1. My Fantasy Commencement Address: AEI scholar Mike Strain offers the advice that you probably didn’t hear in your actual commencement address.
Lord Acton declared that freedom is “not the power of doing what we like, but the right of being able to do what we ought.” Work to emancipate yourself from your passions, to achieve true freedom, to do what you ought with your adult life. What ought you to do? Live for others, be a servant and slowly and steadily try to improve your moral character.
2. Religious Liberty and Economic Freedom: Intellectual and Practical Paradoxes: Writing for Public Discourse, Samuel Gregg discusses the underappreciation of economic freedom.

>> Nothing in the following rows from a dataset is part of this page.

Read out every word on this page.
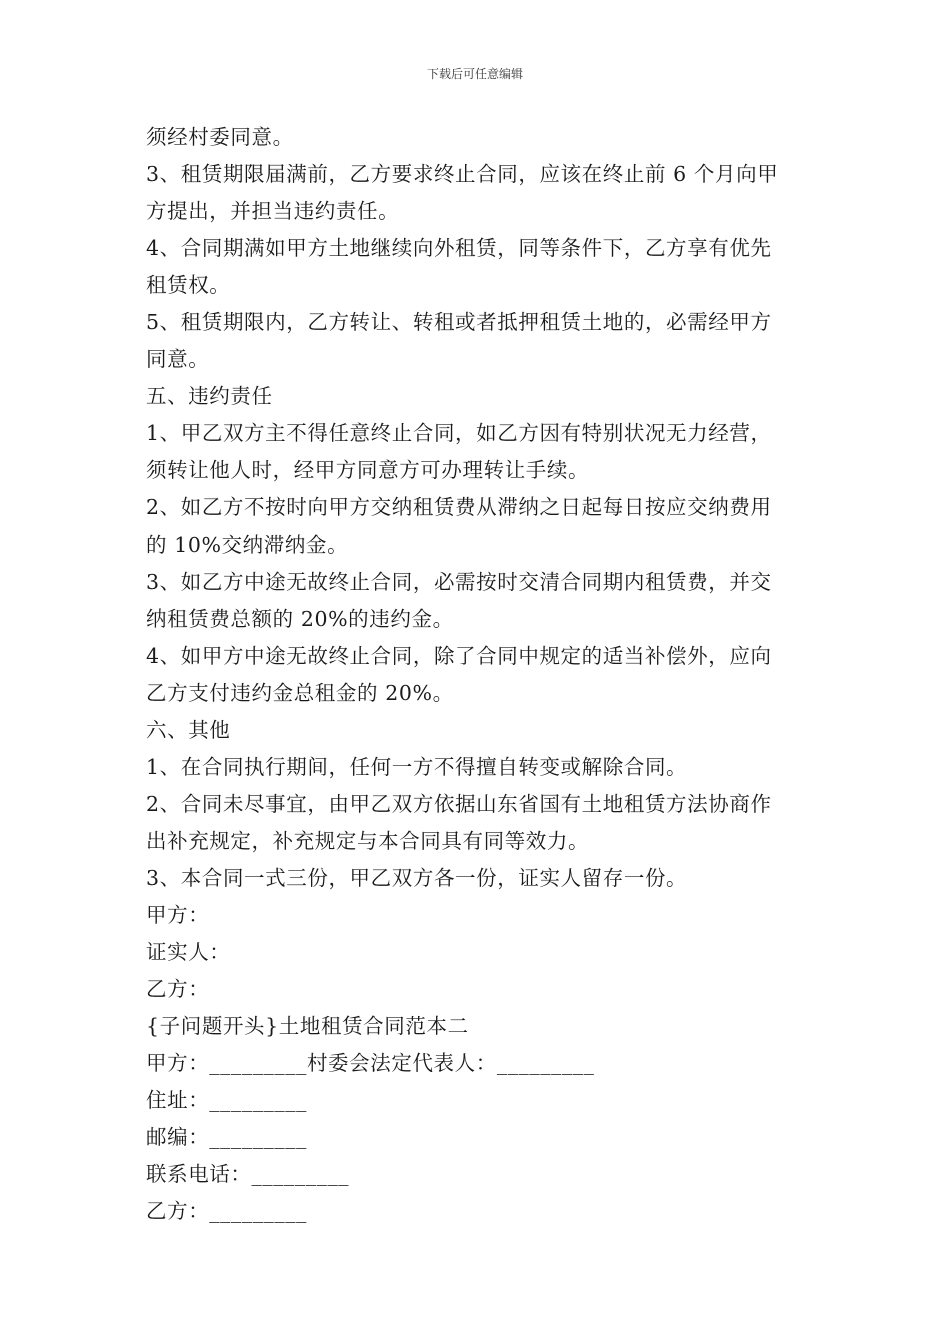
下载后可任意编辑
须经村委同意。
3、租赁期限届满前，乙方要求终止合同，应该在终止前 6 个月向甲
方提出，并担当违约责任。
4、合同期满如甲方土地继续向外租赁，同等条件下，乙方享有优先
租赁权。
5、租赁期限内，乙方转让、转租或者抵押租赁土地的，必需经甲方
同意。
五、违约责任
1、甲乙双方主不得任意终止合同，如乙方因有特别状况无力经营，
须转让他人时，经甲方同意方可办理转让手续。
2、如乙方不按时向甲方交纳租赁费从滞纳之日起每日按应交纳费用
的 10%交纳滞纳金。
3、如乙方中途无故终止合同，必需按时交清合同期内租赁费，并交
纳租赁费总额的 20%的违约金。
4、如甲方中途无故终止合同，除了合同中规定的适当补偿外，应向
乙方支付违约金总租金的 20%。
六、其他
1、在合同执行期间，任何一方不得擅自转变或解除合同。
2、合同未尽事宜，由甲乙双方依据山东省国有土地租赁方法协商作
出补充规定，补充规定与本合同具有同等效力。
3、本合同一式三份，甲乙双方各一份，证实人留存一份。
甲方：
证实人：
乙方：
{子问题开头}土地租赁合同范本二
甲方：_________村委会法定代表人：_________
住址：_________
邮编：_________
联系电话：_________
乙方：_________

Economic liberty is not an absolute. Neither is religious freedom. Both are, however, rooted in the truth about man that we find in Christian anthropology and the natural law: the truth that is knowable through Revelation and right reason. And in the end, these are the only foundations that make all authentic forms of freedom—religious, political, and economic—truly reasonable, fully life-giving, and genuinely indivisible.
3. Gregory Thornbury: My Top 5 Books Every College Student Should Read: The president of The King’s College shares a few must-read books.

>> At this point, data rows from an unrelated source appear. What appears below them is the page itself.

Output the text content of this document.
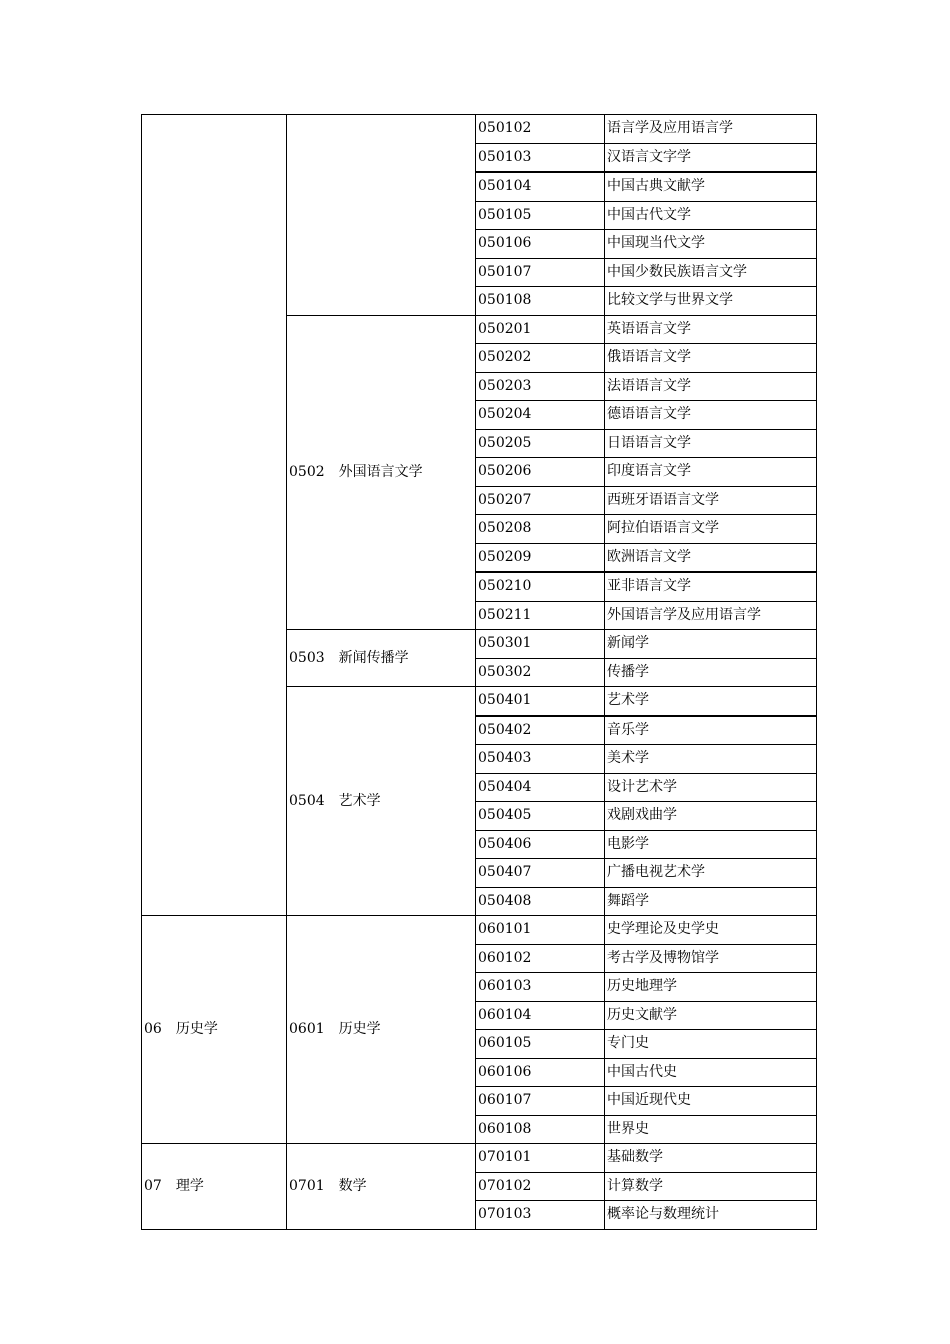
		050102	语言学及应用语言学
		050103	汉语言文字学
		050104	中国古典文献学
		050105	中国古代文学
		050106	中国现当代文学
		050107	中国少数民族语言文学
		050108	比较文学与世界文学
	0502 外国语言文学	050201	英语语言文学
		050202	俄语语言文学
		050203	法语语言文学
		050204	德语语言文学
		050205	日语语言文学
		050206	印度语言文学
		050207	西班牙语语言文学
		050208	阿拉伯语语言文学
		050209	欧洲语言文学
		050210	亚非语言文学
		050211	外国语言学及应用语言学
	0503 新闻传播学	050301	新闻学
		050302	传播学
	0504 艺术学	050401	艺术学
		050402	音乐学
		050403	美术学
		050404	设计艺术学
		050405	戏剧戏曲学
		050406	电影学
		050407	广播电视艺术学
		050408	舞蹈学
06 历史学	0601 历史学	060101	史学理论及史学史
		060102	考古学及博物馆学
		060103	历史地理学
		060104	历史文献学
		060105	专门史
		060106	中国古代史
		060107	中国近现代史
		060108	世界史
07 理学	0701 数学	070101	基础数学
		070102	计算数学
		070103	概率论与数理统计
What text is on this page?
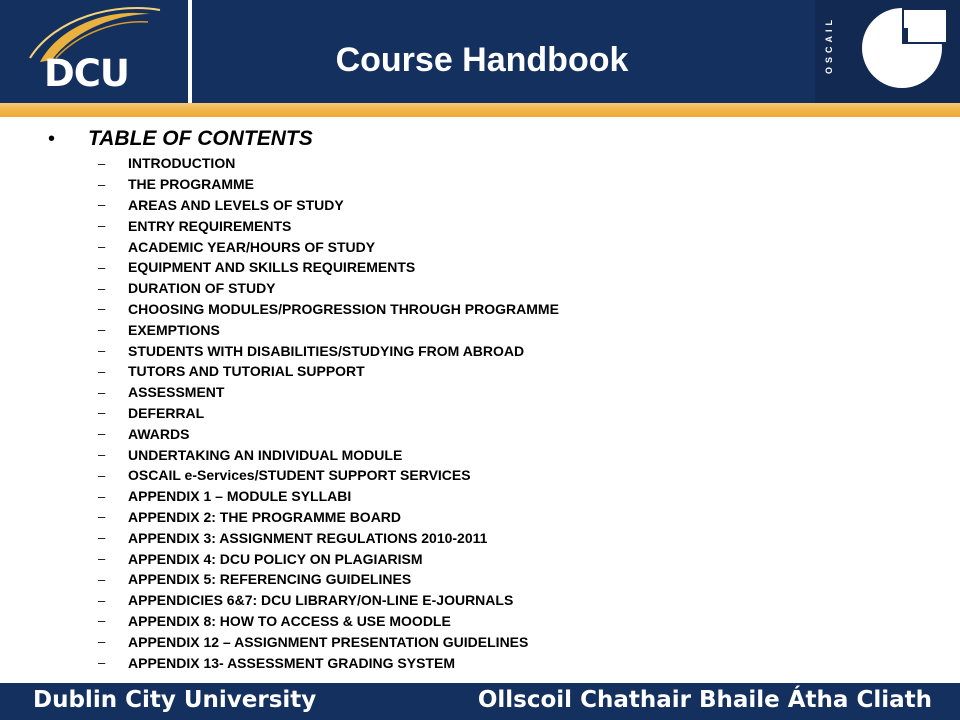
DCU	Course Handbook	OSCAIL
•	TABLE OF CONTENTS
–	INTRODUCTION
–	THE PROGRAMME
–	AREAS AND LEVELS OF STUDY
–	ENTRY REQUIREMENTS
–	ACADEMIC YEAR/HOURS OF STUDY
–	EQUIPMENT AND SKILLS REQUIREMENTS
–	DURATION OF STUDY
–	CHOOSING MODULES/PROGRESSION THROUGH PROGRAMME
–	EXEMPTIONS
–	STUDENTS WITH DISABILITIES/STUDYING FROM ABROAD
–	TUTORS AND TUTORIAL SUPPORT
–	ASSESSMENT
–	DEFERRAL
–	AWARDS
–	UNDERTAKING AN INDIVIDUAL MODULE
–	OSCAIL e-Services/STUDENT SUPPORT SERVICES
–	APPENDIX 1 – MODULE SYLLABI
–	APPENDIX 2: THE PROGRAMME BOARD
–	APPENDIX 3: ASSIGNMENT REGULATIONS 2010-2011
–	APPENDIX 4: DCU POLICY ON PLAGIARISM
–	APPENDIX 5: REFERENCING GUIDELINES
–	APPENDICIES 6&7: DCU LIBRARY/ON-LINE E-JOURNALS
–	APPENDIX 8: HOW TO ACCESS & USE MOODLE
–	APPENDIX 12 – ASSIGNMENT PRESENTATION GUIDELINES
–	APPENDIX 13- ASSESSMENT GRADING SYSTEM
Dublin City University	Ollscoil Chathair Bhaile Átha Cliath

Plato’s Dialogues: Alfred North Whitehead once said that the European philosophical tradition is a series of footnotes to Plato. I, for one, cannot think of a more helpful oversimplification. Plato’s dialogues are good for virtually everything that ails our society. He takes on relativism, skepticism, materialism, and incivility.

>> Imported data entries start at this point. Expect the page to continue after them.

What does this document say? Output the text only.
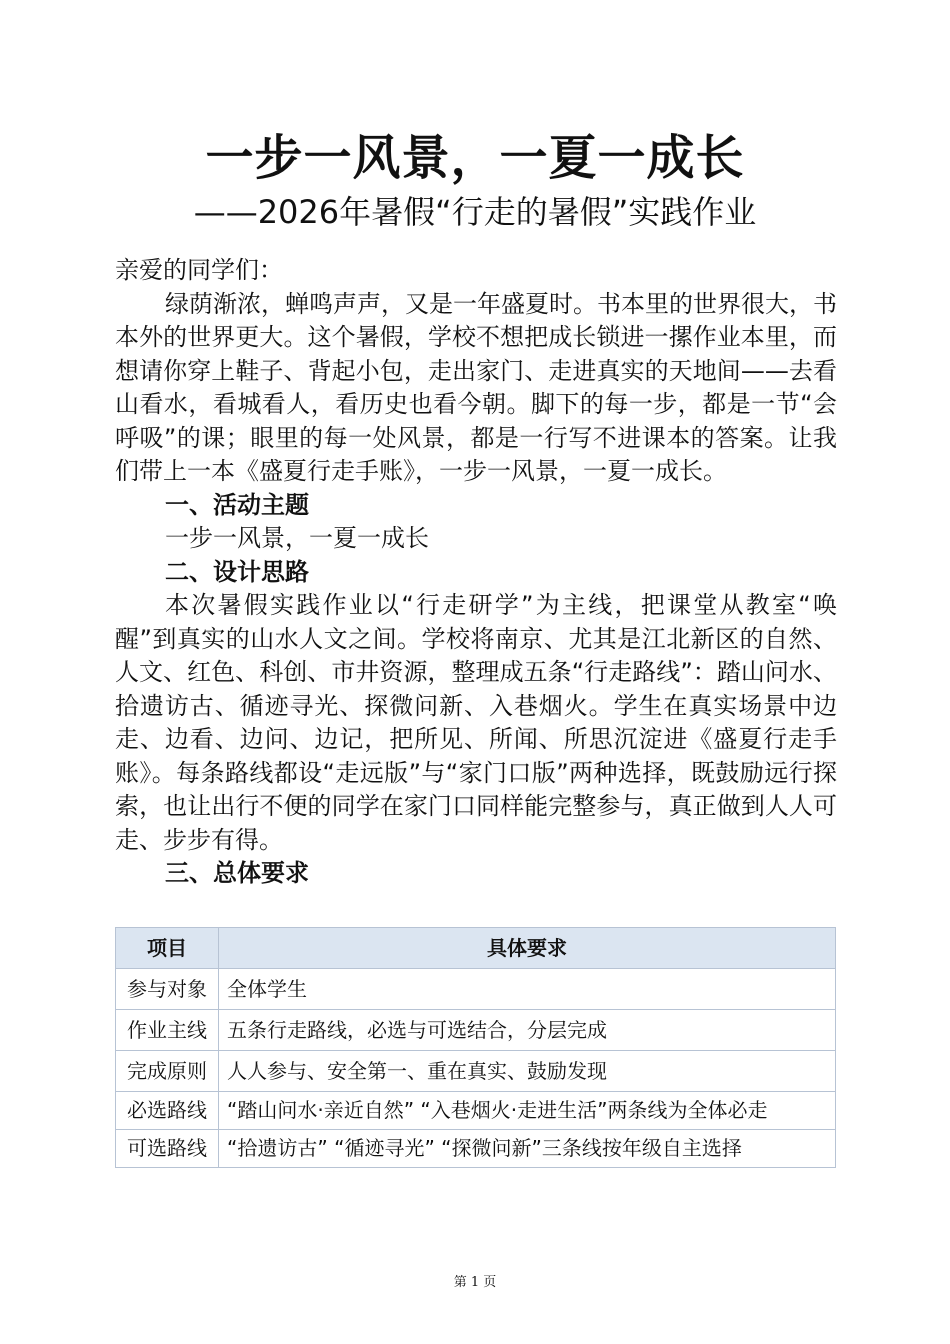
一步一风景，一夏一成长
——2026年暑假“行走的暑假”实践作业

亲爱的同学们：

绿荫渐浓，蝉鸣声声，又是一年盛夏时。书本里的世界很大，书本外的世界更大。这个暑假，学校不想把成长锁进一摞作业本里，而想请你穿上鞋子、背起小包，走出家门、走进真实的天地间——去看山看水，看城看人，看历史也看今朝。脚下的每一步，都是一节“会呼吸”的课；眼里的每一处风景，都是一行写不进课本的答案。让我们带上一本《盛夏行走手账》，一步一风景，一夏一成长。

一、活动主题

一步一风景，一夏一成长

二、设计思路

本次暑假实践作业以“行走研学”为主线，把课堂从教室“唤醒”到真实的山水人文之间。学校将南京、尤其是江北新区的自然、人文、红色、科创、市井资源，整理成五条“行走路线”：踏山问水、拾遗访古、循迹寻光、探微问新、入巷烟火。学生在真实场景中边走、边看、边问、边记，把所见、所闻、所思沉淀进《盛夏行走手账》。每条路线都设“走远版”与“家门口版”两种选择，既鼓励远行探索，也让出行不便的同学在家门口同样能完整参与，真正做到人人可走、步步有得。

三、总体要求

项目	具体要求
参与对象	全体学生
作业主线	五条行走路线，必选与可选结合，分层完成
完成原则	人人参与、安全第一、重在真实、鼓励发现
必选路线	“踏山问水·亲近自然” “入巷烟火·走进生活”两条线为全体必走
可选路线	“拾遗访古” “循迹寻光” “探微问新”三条线按年级自主选择
第 1 页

4. Five Reasons America Needs More Dads: Willis Krumholz at The Federalist laments the rise of fatherlessness in America, discussing its causes and possible solutions.
The role a father plays in a child’s life is a role that the government can never hope to fill, and government’s attempts to do so have been devastating. There is nothing wrong with a hand up, but driving dad away negates any help the government can hope to provide.
5. Not Your Grandpa’s Inequality: Washington Post opinion writer Robert Samuelson describes how inequality today is nothing like it was a century ago.
The inequality debate won’t fade soon. The changes in relative incomes are too great. The political and intellectual appeals are too powerful. But in thrashing out what’s happened and why—and what, if anything, to do—we should stick to the facts and avoid careless historical comparisons.